September 27th, 2016

Save the Alex march largest one yet

Save the Alex march largest one yet Save the Alex march largest one yet
Updated: 3:44 pm, May 12, 2015

THE largest protest ever assembled to save services at the Alexandra Hospital gathered in Redditch on Saturday (May 2), to voice their anger at plans to reduce frontline care.

Marchers came from all over the Alex’s catchment area, from Alvechurch, Alcester, Bromsgrove, Studley and further afield as well as Redditch, all voicing the impossibility of travelling to Worcester in cases of life and death.

Police estimated the passionate but good natured 1,000-strong crowd and Neil Stote, chairman of the Save the Alex campaign, said he was delighted with the turn out.

“It just shows how much people care.” he said.

“They cared 30 years ago when the Alex was built, they cared three years ago when these plans for change were first mooted and they care now. It’s a tremendous turnout.”

Plans currently under consideration by NHS England would see major emergencies go to the Worcestershire Royal Hospital, 18 miles away, as well as consultant-led maternity services and overnight paediatric care.

Protester Virginia Brinkworth said she, among many, had raised funds to build the hospital all those years ago.

“It’s our hospital, my friends raised over £1,000 for it to be built and it’s got to have a fully working A&E. It’s too far to go to Worcester, people will die.” she said.

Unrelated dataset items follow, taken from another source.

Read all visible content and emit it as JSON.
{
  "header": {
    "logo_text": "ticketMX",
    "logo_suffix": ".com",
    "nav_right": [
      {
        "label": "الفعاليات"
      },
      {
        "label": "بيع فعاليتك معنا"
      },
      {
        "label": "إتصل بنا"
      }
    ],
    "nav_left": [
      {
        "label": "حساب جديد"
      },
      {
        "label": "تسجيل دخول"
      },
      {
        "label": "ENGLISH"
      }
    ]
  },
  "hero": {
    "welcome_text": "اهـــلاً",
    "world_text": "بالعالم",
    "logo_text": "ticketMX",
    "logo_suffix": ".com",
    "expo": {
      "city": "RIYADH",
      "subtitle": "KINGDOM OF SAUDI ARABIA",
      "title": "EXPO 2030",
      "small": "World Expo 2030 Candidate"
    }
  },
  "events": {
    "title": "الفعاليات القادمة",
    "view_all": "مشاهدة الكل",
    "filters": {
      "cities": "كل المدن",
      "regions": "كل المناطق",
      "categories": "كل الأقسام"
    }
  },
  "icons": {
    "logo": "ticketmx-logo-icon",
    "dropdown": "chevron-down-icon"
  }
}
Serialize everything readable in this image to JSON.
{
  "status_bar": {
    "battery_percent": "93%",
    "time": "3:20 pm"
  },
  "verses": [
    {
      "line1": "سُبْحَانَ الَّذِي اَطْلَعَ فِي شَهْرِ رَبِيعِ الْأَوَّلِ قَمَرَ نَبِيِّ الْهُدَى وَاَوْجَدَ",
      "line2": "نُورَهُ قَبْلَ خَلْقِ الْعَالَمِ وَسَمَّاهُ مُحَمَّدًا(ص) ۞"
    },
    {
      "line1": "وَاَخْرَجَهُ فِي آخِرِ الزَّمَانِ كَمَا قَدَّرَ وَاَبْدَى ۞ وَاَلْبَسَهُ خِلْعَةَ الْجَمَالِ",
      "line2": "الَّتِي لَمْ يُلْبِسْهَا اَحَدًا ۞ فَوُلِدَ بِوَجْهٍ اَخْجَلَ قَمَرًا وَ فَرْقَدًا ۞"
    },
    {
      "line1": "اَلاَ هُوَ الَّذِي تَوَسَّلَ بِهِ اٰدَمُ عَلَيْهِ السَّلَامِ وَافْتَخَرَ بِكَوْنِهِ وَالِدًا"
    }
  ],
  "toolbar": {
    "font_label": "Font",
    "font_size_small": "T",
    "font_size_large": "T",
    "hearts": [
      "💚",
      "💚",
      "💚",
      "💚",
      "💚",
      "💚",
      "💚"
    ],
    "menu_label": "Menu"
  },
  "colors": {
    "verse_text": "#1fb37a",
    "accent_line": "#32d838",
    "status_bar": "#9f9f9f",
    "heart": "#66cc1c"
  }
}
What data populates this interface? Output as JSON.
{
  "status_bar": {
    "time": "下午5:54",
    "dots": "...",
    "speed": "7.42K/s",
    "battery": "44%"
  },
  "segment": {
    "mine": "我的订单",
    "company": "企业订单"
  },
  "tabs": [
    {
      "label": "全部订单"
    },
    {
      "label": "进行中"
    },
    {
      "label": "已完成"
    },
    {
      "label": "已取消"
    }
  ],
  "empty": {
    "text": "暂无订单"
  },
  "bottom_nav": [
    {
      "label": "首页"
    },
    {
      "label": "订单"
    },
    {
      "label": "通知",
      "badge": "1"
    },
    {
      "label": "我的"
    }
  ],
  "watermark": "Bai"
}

Syliva Grubb agreed: “My husband John had superb care at the Alex. People have to realise it’s not just Redditch that the hospital serves but all the surrounding area too. Worcester is too far away.”

Joan Madkins said the Alex was her designated hospital, despite living in Alvechurch, which is closer to the Queen Elizabeth Hospital in Birmingham.

“You can’t praise the staff at the Alex enough.” she said, “but I dread the thought of having to go to Worcester. Imagine being taken there by ambulance, people will die on the way.”

Deborah Burrows agreed: “It’s incredibly important that we keep a fully functioning A&E at the Alex.” she said.

“If you have a heart attack or a stroke you’re not going to make it all the way to Worcester. People’s condition will deteriorate on the road and some will die.”

Her friend Annette Smith from Crabbs Cross added: “Can’t these health people see that the Alex serves a huge area and it needs to have all the services for the local population.”

Protesters marched to the bandstand on Church Green where they were addressed by Mr Stote who, referring to difficulties at Worcestershire Royal, brought ringing cheers from the crowd: “I take no pleasure in it but we told them there was no capacity at Worcestershire Royal and we were right with their A&E services collapsing over the winter.” he said.

“The Worcestershire Hospitals NHS Trust has a £25 million deficit, it cannot afford to keep going. Staff are treating patients in corridors, people are dying on trolleys and this is not acceptable health care in this country.

“The Alex is part of the NHS, not a toy for Worcestershire Hospitals NHS Trust to play with.”